From the latest on the Link Light rail extension from Northgate to Lynnwood, to parking at the Edmonds Sounder train station, the Edmonds City Council Jan. 15 got an update from Sound Transit on a range of projects.
Sound Transit CEO Peter Rogoff began the presentation by pointing to the Puget Sound region’s extraordinary growth and accompanying traffic congestion, adding it’s projected that the region’s population with double in the next 30 years.
Sound Transit did receive a $1.17 billion grant funding agreement from the federal government in December 2018 toward the $2.77 billion project, and area residents should expect to see construction work begin in earnest in this spring, Rogoff said. That work will be accompanied by the removal of approximately 4,000 trees along the entire 8.5-mile alignment, but Sound Transit will be replanting nearly 20,000 trees to replace those removed, Rogoff noted.
(Learn more about the anticipated construction work and tree removal and replacement in a related MLTnews story here.)
After Lynnwood Link is completed in summer 2024, Sound Transit will begin work on a 16.3-mile extension to Everett. The agency’s current light rail expansion, coupled with new Bus Rapid Transit systems serving commuters north, east and south of Lake Washington, is the largest transit expansion program in the U.S., Rogoff said.
Sound Transit considers Community Transit — which serves Snohomish County — as a partner in this effort, Rogoff said. Once the Lynnwood Link extension is finished, Community Transit will no longer run commuter buses into Seattle; instead the agency will be “feeding people into the Lynnwood Transit Center, to get a much faster ride on light rail down into Seattle,” Rogoff said.
This will allow the agencies to address what Rogoff called “a vexing problem” in all three counties (Snohomish, King and Pierce) that Sound Transit serves, which is providing sufficient east-west transportation, rather than simply a focus on north-sound movement.
Rogoff then turned the microphone over to Sound Transit’s North Corridor Development Director Kamuron Gurol, who updated the council regarding a plan to spend $40 million on Edmonds and Mukilteo Sounder commuter train station improvements, set for competition by 2024.
The idea is to further develop ridership for the Sounder train northline that serves both Edmonds and Mukilteo, and project goals are currently being developed. The vision is primarily to provide more parking and accessibility — including pedestrian and bike access — at both stations.
Sound Transit is also discussing with the Port of Edmonds whether it would be possible to collaborate with the port on parking that could also be used by Sounder train commuters.

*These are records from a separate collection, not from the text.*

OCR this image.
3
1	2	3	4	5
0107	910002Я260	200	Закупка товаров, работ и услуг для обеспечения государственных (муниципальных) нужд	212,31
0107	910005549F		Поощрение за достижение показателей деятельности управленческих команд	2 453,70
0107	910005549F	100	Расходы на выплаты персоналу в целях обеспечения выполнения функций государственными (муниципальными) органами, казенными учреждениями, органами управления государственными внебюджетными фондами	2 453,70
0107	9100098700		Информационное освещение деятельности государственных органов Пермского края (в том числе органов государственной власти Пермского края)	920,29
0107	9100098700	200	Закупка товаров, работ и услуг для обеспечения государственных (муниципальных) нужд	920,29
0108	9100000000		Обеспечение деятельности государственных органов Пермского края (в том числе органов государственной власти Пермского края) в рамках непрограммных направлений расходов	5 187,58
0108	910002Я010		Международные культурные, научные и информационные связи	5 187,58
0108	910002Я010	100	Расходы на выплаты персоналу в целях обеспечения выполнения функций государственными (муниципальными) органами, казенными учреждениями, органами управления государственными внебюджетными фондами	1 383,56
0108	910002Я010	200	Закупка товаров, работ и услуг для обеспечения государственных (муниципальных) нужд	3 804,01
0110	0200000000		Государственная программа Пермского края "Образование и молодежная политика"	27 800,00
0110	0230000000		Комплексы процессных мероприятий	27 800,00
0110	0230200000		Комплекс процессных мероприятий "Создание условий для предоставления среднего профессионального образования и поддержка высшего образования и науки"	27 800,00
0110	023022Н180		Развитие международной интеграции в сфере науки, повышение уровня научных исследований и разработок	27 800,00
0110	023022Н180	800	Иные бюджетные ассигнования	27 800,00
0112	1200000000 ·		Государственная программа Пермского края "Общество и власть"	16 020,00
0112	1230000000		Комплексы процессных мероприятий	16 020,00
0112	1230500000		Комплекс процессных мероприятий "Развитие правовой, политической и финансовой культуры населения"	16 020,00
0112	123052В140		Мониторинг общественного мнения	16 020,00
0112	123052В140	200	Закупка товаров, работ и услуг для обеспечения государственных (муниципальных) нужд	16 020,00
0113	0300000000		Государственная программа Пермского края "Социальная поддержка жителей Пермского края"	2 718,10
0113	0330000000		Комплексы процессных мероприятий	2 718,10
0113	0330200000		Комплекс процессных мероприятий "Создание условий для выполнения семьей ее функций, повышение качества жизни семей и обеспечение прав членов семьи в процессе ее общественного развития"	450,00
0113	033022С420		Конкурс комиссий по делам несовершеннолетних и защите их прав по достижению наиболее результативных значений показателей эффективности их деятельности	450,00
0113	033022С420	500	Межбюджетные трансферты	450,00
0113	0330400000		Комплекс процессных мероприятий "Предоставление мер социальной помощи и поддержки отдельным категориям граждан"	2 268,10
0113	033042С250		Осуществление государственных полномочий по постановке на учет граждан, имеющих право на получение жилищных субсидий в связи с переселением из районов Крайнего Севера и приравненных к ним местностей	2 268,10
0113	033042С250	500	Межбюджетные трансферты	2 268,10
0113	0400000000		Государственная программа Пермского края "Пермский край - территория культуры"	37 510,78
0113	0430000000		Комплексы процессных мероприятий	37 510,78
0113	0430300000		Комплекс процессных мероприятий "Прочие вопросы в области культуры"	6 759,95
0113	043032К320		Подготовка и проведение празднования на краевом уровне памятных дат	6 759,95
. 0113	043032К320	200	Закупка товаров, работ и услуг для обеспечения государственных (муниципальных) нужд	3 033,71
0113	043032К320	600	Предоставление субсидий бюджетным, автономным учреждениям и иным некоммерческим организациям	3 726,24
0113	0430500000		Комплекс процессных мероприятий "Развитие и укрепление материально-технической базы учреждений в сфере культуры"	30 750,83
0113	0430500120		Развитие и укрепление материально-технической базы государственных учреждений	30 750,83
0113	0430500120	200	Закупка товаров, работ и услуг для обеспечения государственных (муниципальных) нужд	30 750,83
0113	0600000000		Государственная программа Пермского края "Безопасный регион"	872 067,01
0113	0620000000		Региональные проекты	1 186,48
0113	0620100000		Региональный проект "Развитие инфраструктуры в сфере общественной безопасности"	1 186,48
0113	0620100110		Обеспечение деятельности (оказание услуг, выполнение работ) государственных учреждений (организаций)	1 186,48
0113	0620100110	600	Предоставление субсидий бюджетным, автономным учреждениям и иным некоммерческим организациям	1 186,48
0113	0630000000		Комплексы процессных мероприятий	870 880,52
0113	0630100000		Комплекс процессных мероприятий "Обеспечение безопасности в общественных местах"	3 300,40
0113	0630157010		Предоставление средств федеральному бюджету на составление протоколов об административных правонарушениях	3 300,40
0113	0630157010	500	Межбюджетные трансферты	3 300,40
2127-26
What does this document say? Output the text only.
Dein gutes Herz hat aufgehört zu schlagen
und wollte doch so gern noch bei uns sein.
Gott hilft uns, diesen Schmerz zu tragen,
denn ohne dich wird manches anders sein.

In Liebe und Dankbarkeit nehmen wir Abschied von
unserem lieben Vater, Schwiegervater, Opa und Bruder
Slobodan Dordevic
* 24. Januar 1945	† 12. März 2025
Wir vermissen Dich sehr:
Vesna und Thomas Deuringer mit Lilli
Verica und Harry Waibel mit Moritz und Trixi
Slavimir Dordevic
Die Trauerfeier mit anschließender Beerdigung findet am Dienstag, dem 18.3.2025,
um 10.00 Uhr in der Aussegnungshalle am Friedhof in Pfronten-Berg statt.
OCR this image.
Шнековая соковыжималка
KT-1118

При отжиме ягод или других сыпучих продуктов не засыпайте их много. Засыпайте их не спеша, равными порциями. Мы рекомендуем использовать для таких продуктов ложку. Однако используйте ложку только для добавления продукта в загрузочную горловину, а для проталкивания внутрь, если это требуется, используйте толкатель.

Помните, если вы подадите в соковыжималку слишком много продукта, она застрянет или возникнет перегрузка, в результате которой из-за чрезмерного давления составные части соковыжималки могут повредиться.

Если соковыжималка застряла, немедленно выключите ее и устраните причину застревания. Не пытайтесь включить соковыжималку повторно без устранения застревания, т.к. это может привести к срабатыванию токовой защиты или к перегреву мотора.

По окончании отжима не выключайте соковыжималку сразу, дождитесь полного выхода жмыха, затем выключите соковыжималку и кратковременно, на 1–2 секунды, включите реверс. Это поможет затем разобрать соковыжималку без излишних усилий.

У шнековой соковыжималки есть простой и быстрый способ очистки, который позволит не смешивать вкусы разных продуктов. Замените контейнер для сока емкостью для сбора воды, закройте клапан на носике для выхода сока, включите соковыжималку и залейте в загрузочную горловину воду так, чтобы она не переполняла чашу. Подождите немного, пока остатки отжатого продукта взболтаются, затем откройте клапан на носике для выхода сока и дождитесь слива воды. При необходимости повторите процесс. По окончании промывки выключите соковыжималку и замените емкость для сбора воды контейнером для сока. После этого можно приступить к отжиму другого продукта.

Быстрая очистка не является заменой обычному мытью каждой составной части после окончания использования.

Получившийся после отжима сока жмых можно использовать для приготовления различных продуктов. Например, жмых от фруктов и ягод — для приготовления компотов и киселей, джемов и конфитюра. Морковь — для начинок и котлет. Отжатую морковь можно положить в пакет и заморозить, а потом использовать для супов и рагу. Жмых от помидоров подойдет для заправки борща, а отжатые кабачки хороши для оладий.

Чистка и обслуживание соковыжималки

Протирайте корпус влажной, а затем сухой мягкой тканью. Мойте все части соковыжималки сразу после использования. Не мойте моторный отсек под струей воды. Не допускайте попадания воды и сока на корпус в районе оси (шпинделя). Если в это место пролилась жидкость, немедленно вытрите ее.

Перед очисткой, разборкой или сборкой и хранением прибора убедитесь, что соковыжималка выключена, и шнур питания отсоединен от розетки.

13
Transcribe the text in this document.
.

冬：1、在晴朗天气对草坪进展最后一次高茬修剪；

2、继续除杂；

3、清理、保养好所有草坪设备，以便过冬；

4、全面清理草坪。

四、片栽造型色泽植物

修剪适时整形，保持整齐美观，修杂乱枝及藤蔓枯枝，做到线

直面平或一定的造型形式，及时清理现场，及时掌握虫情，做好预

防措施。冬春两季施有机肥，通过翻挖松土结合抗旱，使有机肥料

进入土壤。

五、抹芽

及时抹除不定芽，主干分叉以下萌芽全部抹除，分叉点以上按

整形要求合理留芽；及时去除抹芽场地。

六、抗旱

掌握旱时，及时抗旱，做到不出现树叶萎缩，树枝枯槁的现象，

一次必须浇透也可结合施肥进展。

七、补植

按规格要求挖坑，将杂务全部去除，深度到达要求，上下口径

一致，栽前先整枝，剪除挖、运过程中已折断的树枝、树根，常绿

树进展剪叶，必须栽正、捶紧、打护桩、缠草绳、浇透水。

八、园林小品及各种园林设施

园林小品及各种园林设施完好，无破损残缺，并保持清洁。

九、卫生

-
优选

When it came time for questions from councilmembers, a major theme was the availability of parking — both for Edmonds Sounder train commuters and for light rail commuters once the Lynnwood Link extension is completed in 2024.
Rogoff said that Sound Transit is expecting continued short- and long-term pressure on capacity at the Edmonds Sounder Train station. Ridership on the Sounder line has increased 36 percent since 2014 — from 1,265 daily weekday riders in 2014 to 1,729 in 2017 — and there is room for more growth, he said.
As for light rail, Gurol reiterated Rogoff’s earlier statement that Sound Transit will be coordinating with Community Transit to ensure frequent bus service is available west and east so that Edmonds commuters can easily access the Mountlake Terrace light rail station.
Council President Adrienne Fraley-Monillas asked about the capacity at the Mountlake Terrace Transit Center parking garage — which is full most early weekday mornings — and whether Sound Transit planned to provide more parking to accommodate increased ridership due to light rail.
Rogoff replied that for starters, Sound Transit will be opening all four Lynnwood Link light rail stations at the same time in 2024 — at 145th and 185th in Shoreline, in Mountlake Terrace and in Lynnwood — so the expected surge of riders will be spread out across all four.
More parking will be provided at the Lynnwood station but there was no budget for additional parking in Mountlake Terrace, he added. (Learn more about Mountlake Terrace parking in our related MLTnews story.)
Councilmember Diane Buckshnis asked if Sound Transit was considering adding a parking structure at the Edmonds Sounder Station as part of the $40 million for the Edmonds/Mukilteo project.
Gurol replied that structured parking was very expensive and that $40 million wouldn’t go very far in providing that.
“If you want people to start riding you have to have parking for it,” Buckshnis replied.
Rogoff shared that Sound Transit eventually will be transitioning to paid parking. That is already happening in other lots, where HOV parking is available at a very low rate — $5 a month. Starting with Northgate, Sound Transit will be introducing paid parking for single occupancy vehicles at market rates for some of the spaces.
“We are currently working out both the timeline for rolling this out in a number of parking facilities as well as the rates that will be charged, and will be coming back to you to inform you as to what that will mean for parking in Edmonds,” he said.